Douglas stopped cold in his tracks when there came loud cheering from his staff. He stared toward Hollis, who was grinning like a wily old fox. He was responsible for this outpouring, of that Douglas had no doubt. He wondered if Hollis had paid the servants to give this wondrous cheerful homecoming. He would tell him a thing or two as soon as he deposited Alexandra in her bed.
She said nothing. He realized that her eyes were closed and that she was limp as a sweaty handkerchief in his arms.
He leaned his head down and whispered, “It’s all right. It’s natural for you to feel weak. Just a few more minutes and I’ll have you tucked up.”
“Why are all your people cheering?”
Because Hollis bribed and threatened them to. “They’re pleased we’re alive and back.”
She retreated into silence again. He saw Melissande at the top of the stairs, looking so utterly delectable he swallowed convulsively. Her lovely face was pale, and she was wringing her hands. Her incredible eyes were brimming with tears of concern, yet she didn’t move closer to her sister.
“Alex? Are you all right? Truly?”
Alexandra roused herself and lifted her head from Douglas’s shoulder. “Yes, Melissande, I will be just fine now.”
“Good,” said Tony, coming up to stand beside his wife. “We hear from Finkle that Douglas has been taking very good care of you. He never left your side for a single moment.”

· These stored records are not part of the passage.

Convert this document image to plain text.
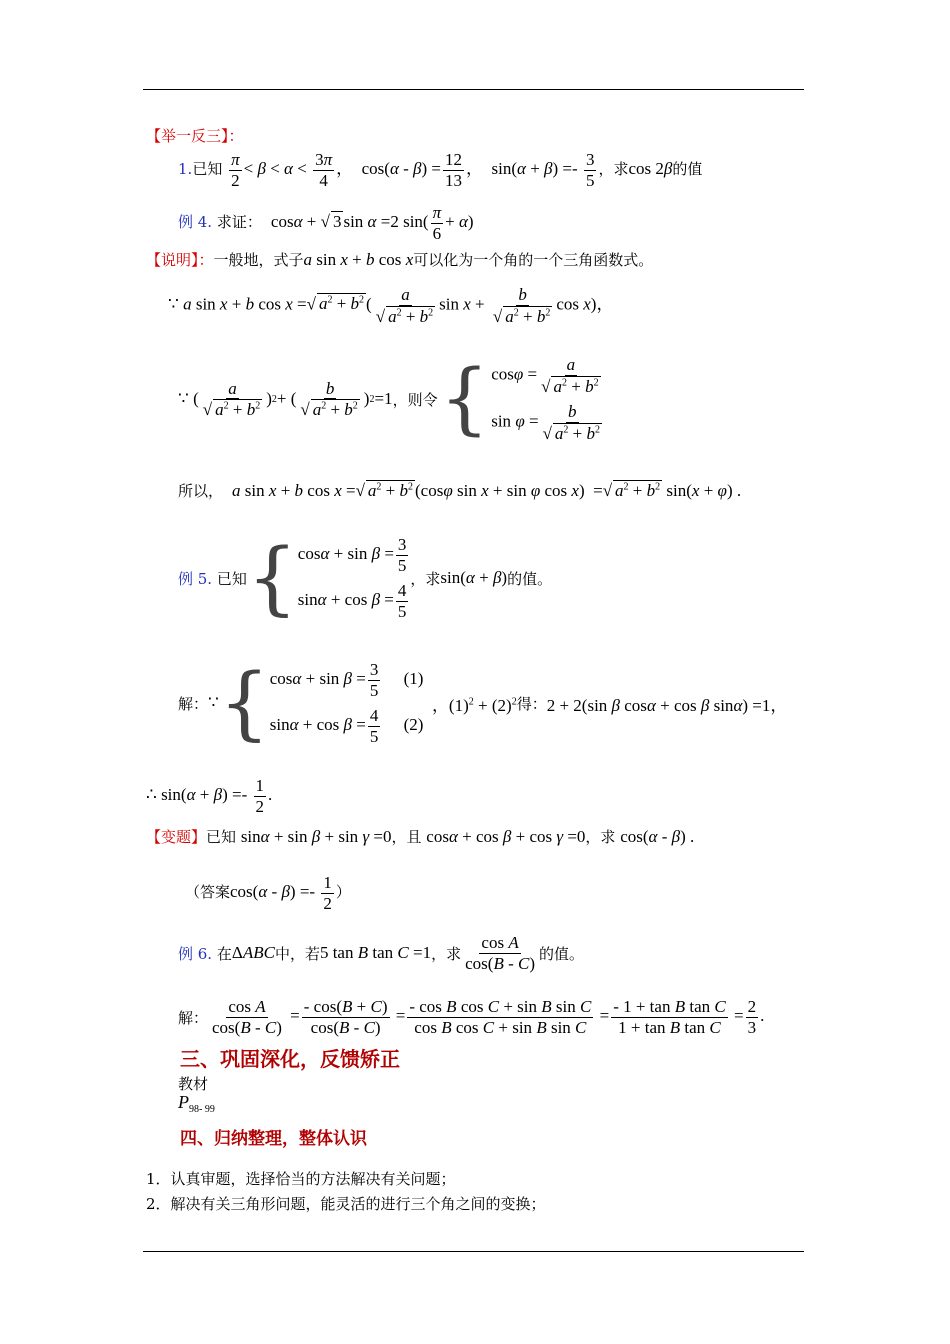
【举一反三】：
1.已知 $\frac{\pi}{2} < \beta < \alpha < \frac{3\pi}{4}$ ，  $\cos(\alpha - \beta) = \frac{12}{13}$ ，  $\sin(\alpha + \beta) =- \frac{3}{5}$ ，求cos 2β的值
例 4. 求证：  cosα + √ 3 sin α =2 $\sin( \frac{\pi}{6} + \alpha)$
【说明】：一般地，式子a sin x + b cos x可以化为一个角的一个三角函数式。
∵ a sin x + b cos x =√ $a^2 + b^2$ ( $\frac{a}{√ a^2 + b^2}$ $\sin x + \frac{b}{√ a^2 + b^2}$ cos x)，
∵ ( $\frac{a}{√ a^2 + b^2}$ ) 2 + ( $\frac{b}{√ a^2 + b^2}$ ) 2 =1 ，则令 { $\cos\varphi = \frac{a}{√ a^2 + b^2}$
$\sin \varphi = \frac{b}{√ a^2 + b^2}$
所以， a sin x + b cos x =√ $a^2 + b^2$ (cosφ sin x + sin φ cos x)  =√ $a^2 + b^2$ sin(x + φ) .
例 5.
已知 { $\cos\alpha + \sin \beta = \frac{3}{5}$
$\sin\alpha + \cos \beta = \frac{4}{5}$
，求 sin(α + β) 的值。
解： ∵ { $\cos\alpha + \sin \beta = \frac{3}{5} (1)$
$\sin\alpha + \cos \beta = \frac{4}{5} (2)$
，$(1)^2 + (2)^2$ 得： 2 + 2(sin β cosα + cos β sinα) =1，
∴ $\sin(\alpha + \beta) =- \frac{1}{2}$ .
【变题】已知 sinα + sin β + sin γ =0，且 cosα + cos β + cos γ =0，求 cos(α - β) .
（答案$\cos(\alpha - \beta) =- \frac{1}{2}$ ）
例 6.
在 ΔABC 中，若 5 tan B tan C =1 ，求 $\frac{\text{cos A}}{\cos(B - C)}$ 的值。
解： $\frac{\text{cos A}}{\cos(B - C)} = \frac{- \cos(B + C)}{\cos(B - C)} = \frac{\text{- cos B cos C + sin B sin C}}{\text{cos B cos C + sin B sin C}} = \frac{\text{- 1 + tan B tan C}}{\text{1 + tan B tan C}} = \frac{2}{3}$ .
三、巩固深化，反馈矫正
教材
$P_{98- 99}$
四、归纳整理，整体认识
1．认真审题，选择恰当的方法解决有关问题；
2．解决有关三角形问题，能灵活的进行三个角之间的变换；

Melissande said loudly, “I would have been the one to care for you, Alex, but Tony wouldn’t allow it. He didn’t want me to endanger myself, but oh, I wanted to. I did pray for you.”
“That’s right,” Tony said. “On her knees every night.”

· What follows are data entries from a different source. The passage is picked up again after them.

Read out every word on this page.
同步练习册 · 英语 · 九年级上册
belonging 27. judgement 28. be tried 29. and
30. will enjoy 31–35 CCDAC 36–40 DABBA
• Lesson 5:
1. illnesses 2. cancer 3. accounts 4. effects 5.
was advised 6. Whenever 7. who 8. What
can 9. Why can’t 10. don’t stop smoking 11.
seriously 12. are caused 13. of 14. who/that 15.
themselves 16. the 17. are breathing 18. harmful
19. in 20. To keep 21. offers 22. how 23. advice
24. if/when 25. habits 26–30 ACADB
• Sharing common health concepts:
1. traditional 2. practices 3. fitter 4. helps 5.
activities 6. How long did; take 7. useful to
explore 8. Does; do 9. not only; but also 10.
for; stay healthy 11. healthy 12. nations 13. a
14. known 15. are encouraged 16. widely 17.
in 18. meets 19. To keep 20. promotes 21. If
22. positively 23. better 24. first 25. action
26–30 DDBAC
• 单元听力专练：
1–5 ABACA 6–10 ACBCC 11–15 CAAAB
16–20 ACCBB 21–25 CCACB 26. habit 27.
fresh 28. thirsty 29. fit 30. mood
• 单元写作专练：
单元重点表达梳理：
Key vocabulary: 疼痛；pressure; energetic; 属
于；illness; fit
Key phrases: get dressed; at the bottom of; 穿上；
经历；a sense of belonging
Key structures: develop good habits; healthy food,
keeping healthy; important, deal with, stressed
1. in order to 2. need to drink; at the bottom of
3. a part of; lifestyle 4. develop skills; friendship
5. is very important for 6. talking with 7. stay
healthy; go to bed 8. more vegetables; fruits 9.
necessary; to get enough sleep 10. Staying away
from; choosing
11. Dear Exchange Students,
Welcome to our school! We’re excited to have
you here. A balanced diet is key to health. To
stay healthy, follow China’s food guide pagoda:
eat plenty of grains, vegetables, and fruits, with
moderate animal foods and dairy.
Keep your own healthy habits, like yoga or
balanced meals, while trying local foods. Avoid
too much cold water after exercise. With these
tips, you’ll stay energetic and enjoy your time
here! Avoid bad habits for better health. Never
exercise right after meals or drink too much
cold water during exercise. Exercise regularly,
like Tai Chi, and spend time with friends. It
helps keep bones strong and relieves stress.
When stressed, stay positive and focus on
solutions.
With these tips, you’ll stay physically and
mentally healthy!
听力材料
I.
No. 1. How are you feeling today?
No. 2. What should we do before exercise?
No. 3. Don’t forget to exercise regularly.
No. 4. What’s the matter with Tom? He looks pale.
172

“Thank you,” Alexandra said, turning her face against Douglas’s shoulder.
“You’re not contagious any more, are you?”
“No, Mellie, she isn’t contagious. You won’t contract any spots.”
“Don’t call me that horrid name!”
Tony clutched a handful of Melissande’s thick glorious black hair and bent his wife back against his arm, reminiscent of Mrs. Bardsleys’s finest heroes. He then kissed her and kept kissing her until she was quiescent. He raised his head and grinned down at her, then over at Douglas, who looked fit to kill him.
He said calmly, belying the racing of his heart from kissing his wife, “I have saved you a great deal of vexation and aggravation, Douglas. One of these years you will realize it. Her temperament is not that of a devoted nurse. I have discovered that she needs constant attention to her various needs, and they are many and diverse. Believe me, Douglas.”
Melissande gasped and struck her fists against Tony’s chest.
He laughed and kissed her again, hard. “ ‘Twas a compliment, love.”
“It didn’t sound like one to me,” Melissande said, her voice laden with suspicion. “Are you certain?”
“More certain than I am of the color of my stallion’s fetlock.”
“In that case, I’ll forgive you.”
“That is handsomely done of you, Mellie. Very handsomely done.”
Douglas stomped away in angry silence toward the countess’s bedchamber.
“Damned bounder,” he said finally under his breath, but not under enough.